We can now compare the predicted values with the actual values to measure how good our spam filter is with classifying new messages. To make the measurement, we'll use accuracy as a metric:

**Accuracy = correctly classified messages / total number of messages**


In [117]:
correct = 0
total = test_set.shape[0]

for index, row in test_set.iterrows():
    if row['predicted'] == row['Label']:
        correct += 1

accuracy = correct/ total
accuracy_round = round((accuracy*100),2)
print('The filter is',accuracy_round, '% accurate.')
print('Correctly classified messages:', correct, '(', accuracy_round, '%)'"\n"
     'Incorrectly classified messsages:', total - correct, '(', round(100-accuracy_round,2), '%)'
     )

The filter is 86.62 % accurate.
Correctly classified messages: 965 ( 86.62 %)
Incorrectly classified messsages: 149 ( 13.38 %)

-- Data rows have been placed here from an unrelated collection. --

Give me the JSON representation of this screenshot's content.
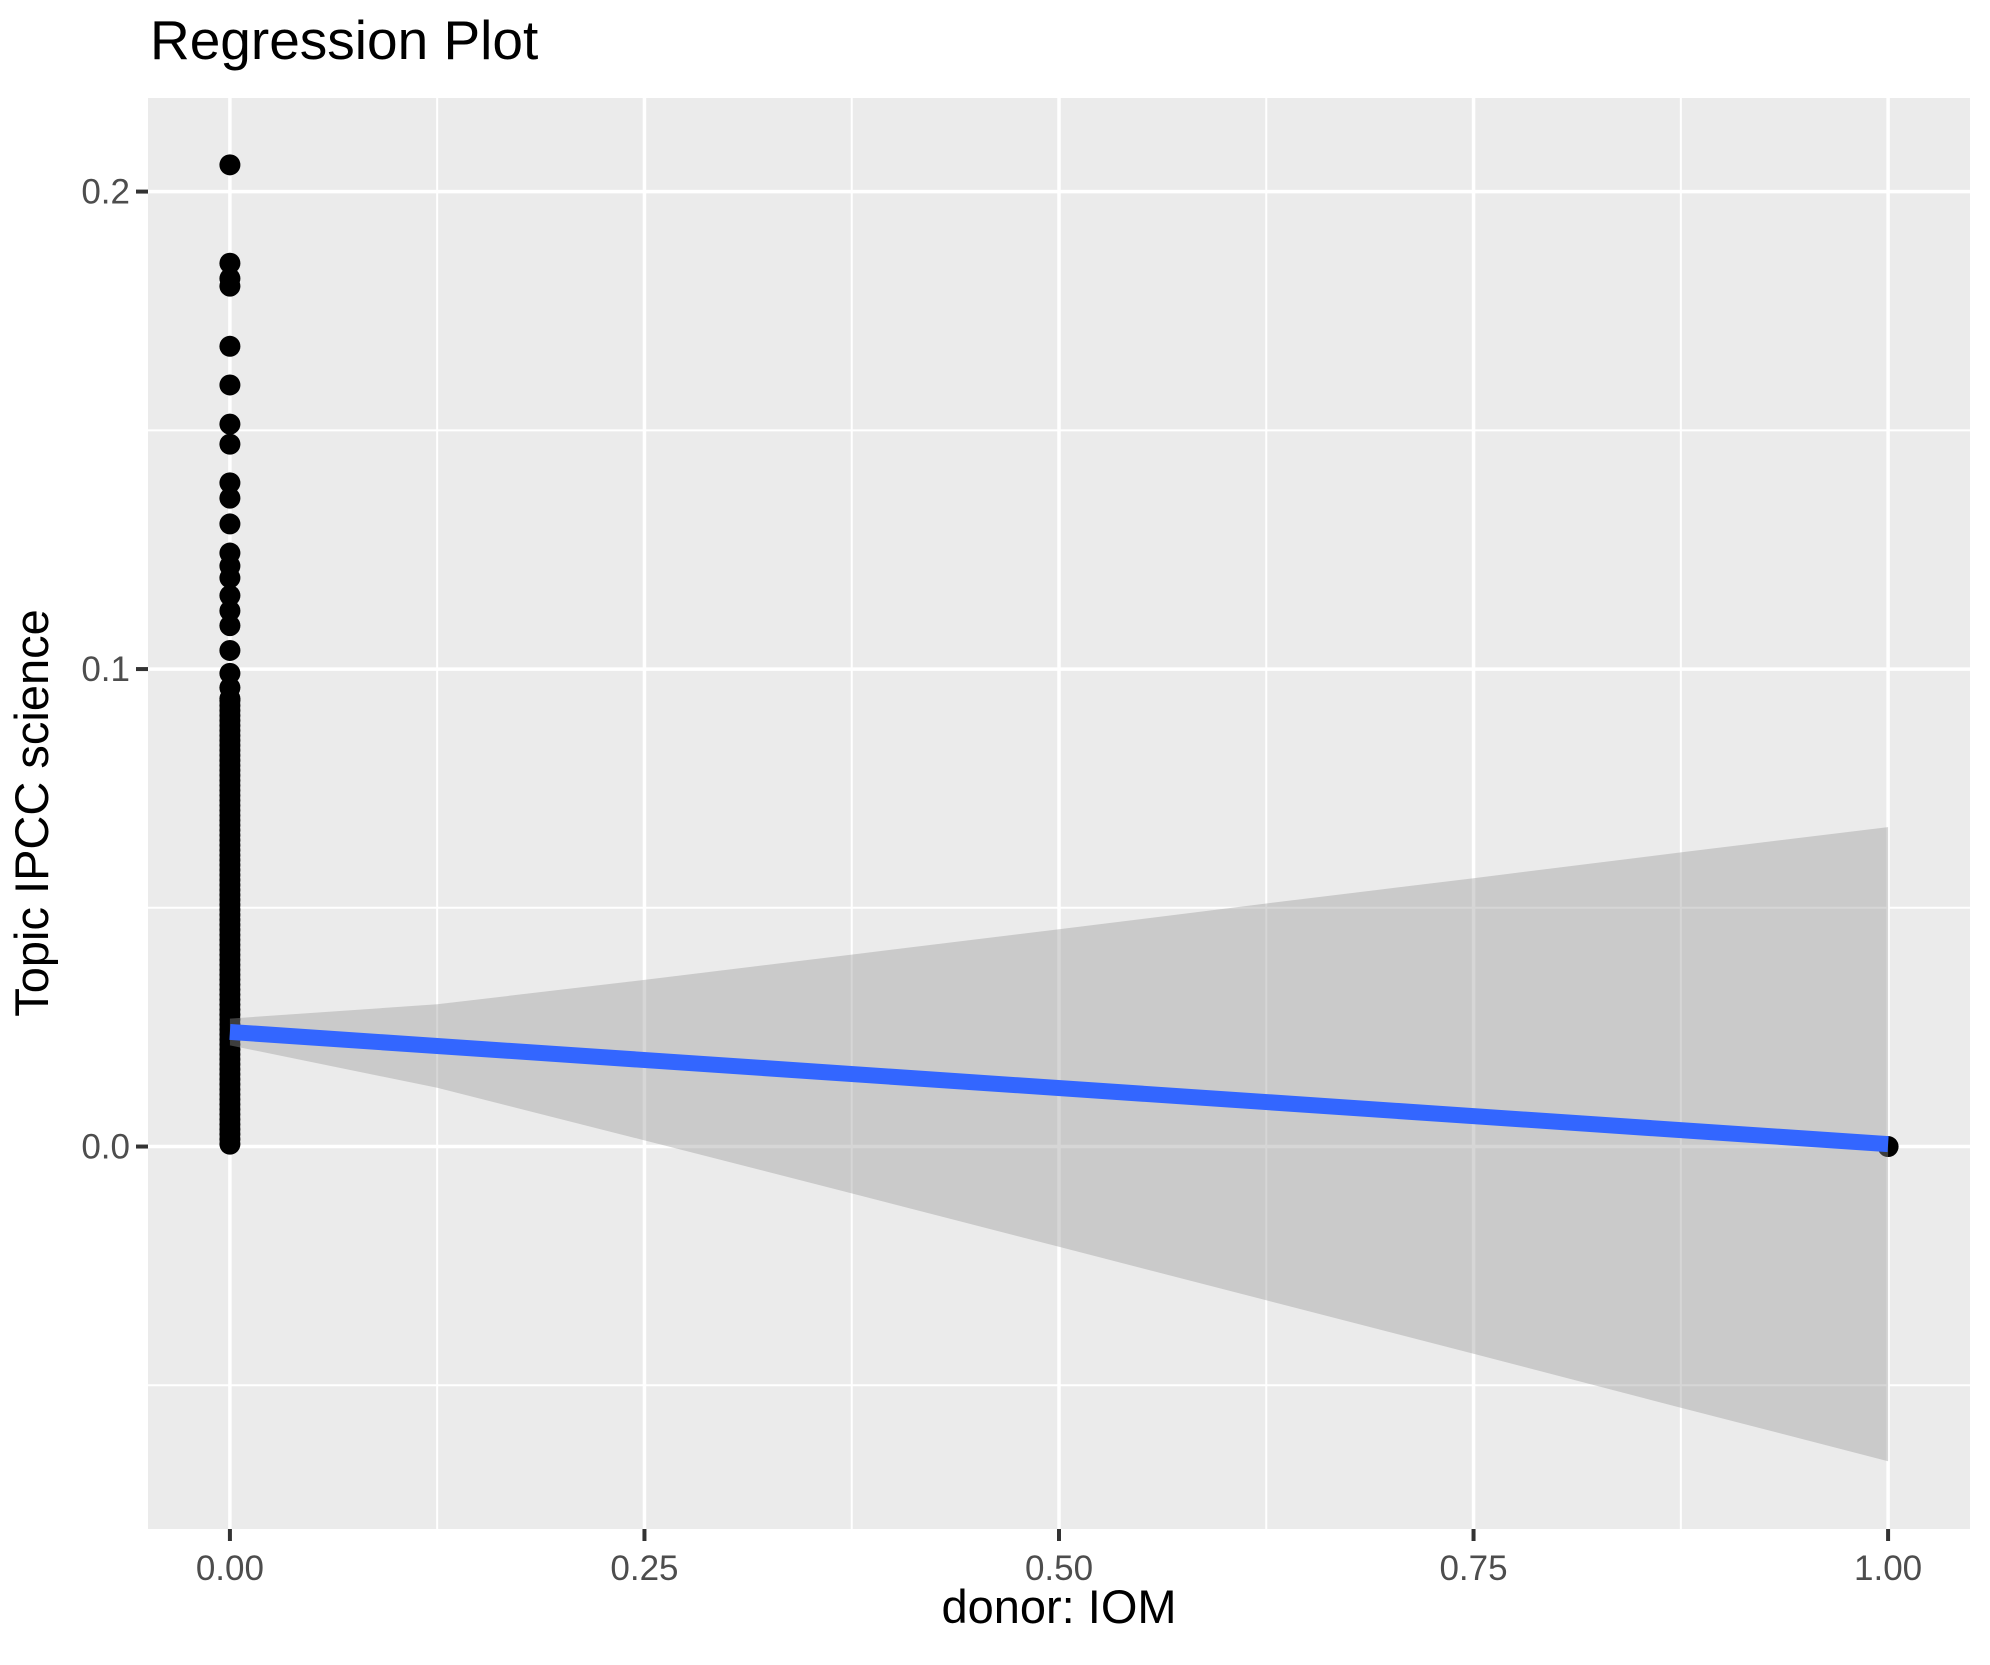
{
  "title": "Regression Plot",
  "chart_data": {
    "type": "scatter",
    "title": "Regression Plot",
    "xlabel": "donor: IOM",
    "ylabel": "Topic IPCC science",
    "xlim": [
      -0.0494,
      1.0494
    ],
    "ylim": [
      -0.0801,
      0.2196
    ],
    "x_major_ticks": [
      0,
      0.25,
      0.5,
      0.75,
      1.0
    ],
    "x_tick_labels": [
      "0.00",
      "0.25",
      "0.50",
      "0.75",
      "1.00"
    ],
    "x_minor_ticks": [
      0.125,
      0.375,
      0.625,
      0.875
    ],
    "y_major_ticks": [
      0.0,
      0.1,
      0.2
    ],
    "y_tick_labels": [
      "0.0",
      "0.1",
      "0.2"
    ],
    "y_minor_ticks": [
      -0.05,
      0.05,
      0.15
    ],
    "grid": "on",
    "legend": "none",
    "points": {
      "x0_discrete_y": [
        0.2056,
        0.185,
        0.1818,
        0.1802,
        0.1676,
        0.1595,
        0.1513,
        0.1471,
        0.139,
        0.1358,
        0.1304,
        0.1243,
        0.1216,
        0.1191,
        0.1154,
        0.1122,
        0.1091,
        0.1039,
        0.0991,
        0.0961,
        0.0938
      ],
      "x0_dense_y_range": {
        "min": 0.0005,
        "max": 0.0934,
        "count": 90
      },
      "x1_y": [
        0.0
      ]
    },
    "regression_line": {
      "x": [
        0,
        1
      ],
      "y": [
        0.024,
        0.0005
      ]
    },
    "confidence_band": {
      "x": [
        0,
        0.125,
        0.25,
        0.375,
        0.5,
        0.625,
        0.75,
        0.875,
        1.0
      ],
      "upper": [
        0.0268,
        0.0298,
        0.0349,
        0.0402,
        0.0455,
        0.0509,
        0.0562,
        0.0616,
        0.0669
      ],
      "lower": [
        0.0212,
        0.0123,
        0.0013,
        -0.0098,
        -0.021,
        -0.0322,
        -0.0434,
        -0.0547,
        -0.0659
      ]
    },
    "colors": {
      "line": "#3366FF",
      "point": "#000000",
      "band": "#999999",
      "band_opacity": 0.4,
      "panel_bg": "#EBEBEB",
      "grid": "#FFFFFF",
      "tick_text": "#4D4D4D",
      "tick_mark": "#333333",
      "text": "#000000"
    }
  }
}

## Conclusion & Next steps
**We initially aimed for an accuracy of over 80%, the filter is 86.62% accurate which is better than expected.**

Next steps we can take to increase the accuracy of this filer:
* Isolate the 149 messages that were classified incorrectly and try to figure out why the algorithm reached the wrong conclusions.
* Make the filtering process more complex by making the algorithm sensitive to letter case.